Akan tetapi, total kredit tersebut apabila dihitung-hitung kita akan membayar motor yang seharga 12-14 juta dengan harga 30 jutaan bahkan lebih. Tentu saja yang paling dirugikan adalah konsumen. Pihak dealer dan leasing pasti bersorak gembira. Jika berkaca pada pengalaman tiga tahun lalu sewaktu saya memutuskan untuk kredit motor, banyak kejadian yang bisa diambil hikmahnya (bagi yang mau).

Sebagai umat Muslim yang walaupun tidak terlalu beriman, saya masih yakin dengan adanya Ridho Allah. Bekerja berharap Ridho Allah sekaligus juga keuntungan tentunya. Saya dulu punya usaha minuman kecil-kecilan. Dalam satu bulan, untung bersih yang diraup berkisar 2,5-3 juta. Jumlah yang lumayan untuk seorang lajang yang menumpang hidup di rumah kakak. Secara logika, kredit motor dengan cicilan sekitar 700 ribu per bulan tentu tidak memberatkan.

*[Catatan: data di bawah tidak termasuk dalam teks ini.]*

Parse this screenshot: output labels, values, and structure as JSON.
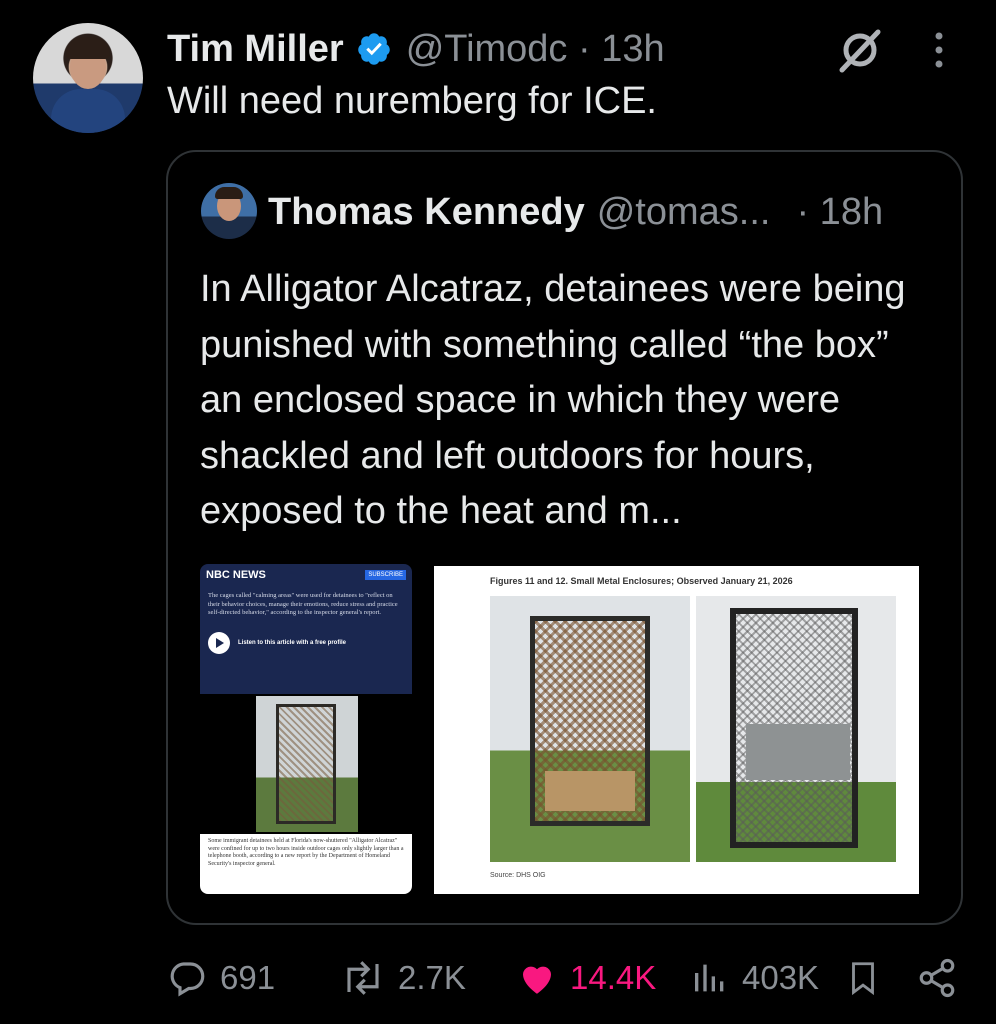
{
  "tweet": {
    "author_name": "Tim Miller",
    "handle": "@Timodc",
    "separator": "·",
    "time": "13h",
    "text": "Will need nuremberg for ICE."
  },
  "quote": {
    "author_name": "Thomas Kennedy",
    "handle": "@tomas...",
    "time": "· 18h",
    "text": "In Alligator Alcatraz, detainees were being punished with something called “the box” an enclosed space in which they were shackled and left outdoors for hours, exposed to the heat and m..."
  },
  "image_nbc": {
    "logo": "NBC NEWS",
    "subscribe": "SUBSCRIBE",
    "paragraph": "The cages called \"calming areas\" were used for detainees to \"reflect on their behavior choices, manage their emotions, reduce stress and practice self-directed behavior,\" according to the inspector general's report.",
    "listen": "Listen to this article with a free profile",
    "caption": "Some immigrant detainees held at Florida's now-shuttered \"Alligator Alcatraz\" were confined for up to two hours inside outdoor cages only slightly larger than a telephone booth, according to a new report by the Department of Homeland Security's inspector general."
  },
  "image_report": {
    "title": "Figures 11 and 12. Small Metal Enclosures; Observed January 21, 2026",
    "source": "Source: DHS OIG"
  },
  "actions": {
    "replies": "691",
    "reposts": "2.7K",
    "likes": "14.4K",
    "views": "403K"
  },
  "colors": {
    "background": "#000000",
    "text": "#e7e9ea",
    "muted": "#8b9096",
    "verified": "#1d9bf0",
    "like": "#f91880",
    "border": "#2f3336"
  },
  "icons": [
    "verified-badge-icon",
    "grok-icon",
    "more-icon",
    "reply-icon",
    "repost-icon",
    "like-icon",
    "views-icon",
    "bookmark-icon",
    "share-icon"
  ]
}
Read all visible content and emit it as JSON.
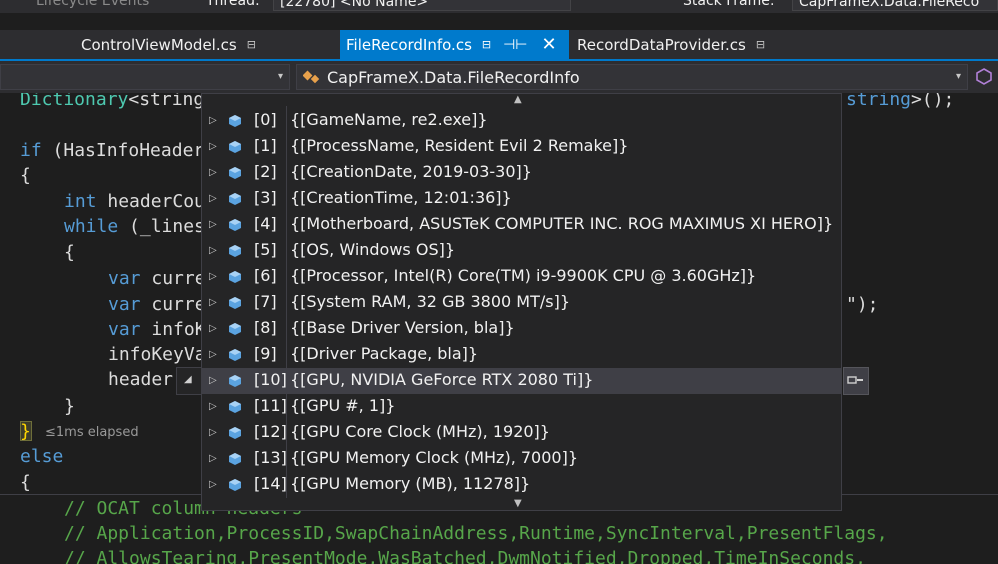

Setahun berjalan, usaha saya berkembang dan memiliki cabang. Pendapatan meningkat. Saya memutuskan untuk kredit sebuah motor. Beberapa bulan awal lancar saja. Memasuki pertengahan, usaha saya mulai sepi sampai-sampai saya harus menutup salah satu cabang, memecat karyawan dan akhirnya menjalankan usaha sendiri. Cicilan yang awalnya ringan-ringan saja, mulai berat. Tabungan pun akhirnya terkuras untuk bayar cicilan.

Saatnya Move On

Memasuki tahun ketiga kredit motor yang juga merupaka tahun terakhir cicilan. Pendapatan sudah tidak dapat mencukupi biaya cicilan. Usaha sepi, kadang hanya laku dua plastik minuman sehari. Cicilan sering telat sampai denda banyak. Sampai usaha tutup dan saya kerja serabutan untuk melunasi cicilan motor tersebut. hari-hari di tahun itu sungguh berat, tiap hari tak lepas dari sakit kepla mikirin cicilan yang hanya 700 ribu per bulan.

Beruntung saya dapat melunasinya, walaupun berkali-kali mendapat peringatan motor saya akan dijabel. Saya merenung, mungkin itu teguran dari Allah karena saya sudah tau bahwa cicilan riba itu haram, tetapi tetap saya lakukan. Akhirnya saya berdiskusi dengan seorang teman yang lebih paham tentang agama. Katanya bisa saja itu teguran bagi saya. Teguran Untuk yang sudah berkeluarga itu bisa saja menjadi penyebab retaknya hubungan keluarga.

Salah satu saudara juga mengalami hal yang sama. Dengan penghasilan kotor kurang lebih 10 juta perhari dari usahanya, tetapi dia masih kebingungan untuk menyicil hutang ke bank tiap bulannya. Hubungannya dengan sang istri juga retak dan beberapa kali nyaris bercerai. Untung ada pihak keluarga yang masih berusaha untuk mempertahankan.

Saya membayangkan orang yang penghasilannya jutaan setiap harinya saja masih kebingungan dan hidupnya tak tentram karena riba, apalagi saya yang penghasilan tak seberapa. Bisa saja karena tidak bisa mengatur keuangan, bisa jadi juga ketidakmampuan mengatur keuangan itu juga teguran. Beruntung masih diberi teguran semasa di dunia.

Dari kejadian tersebut, saya memutuskan untuk Move On dari doktrin “Gak kredit, gak bakal punya.”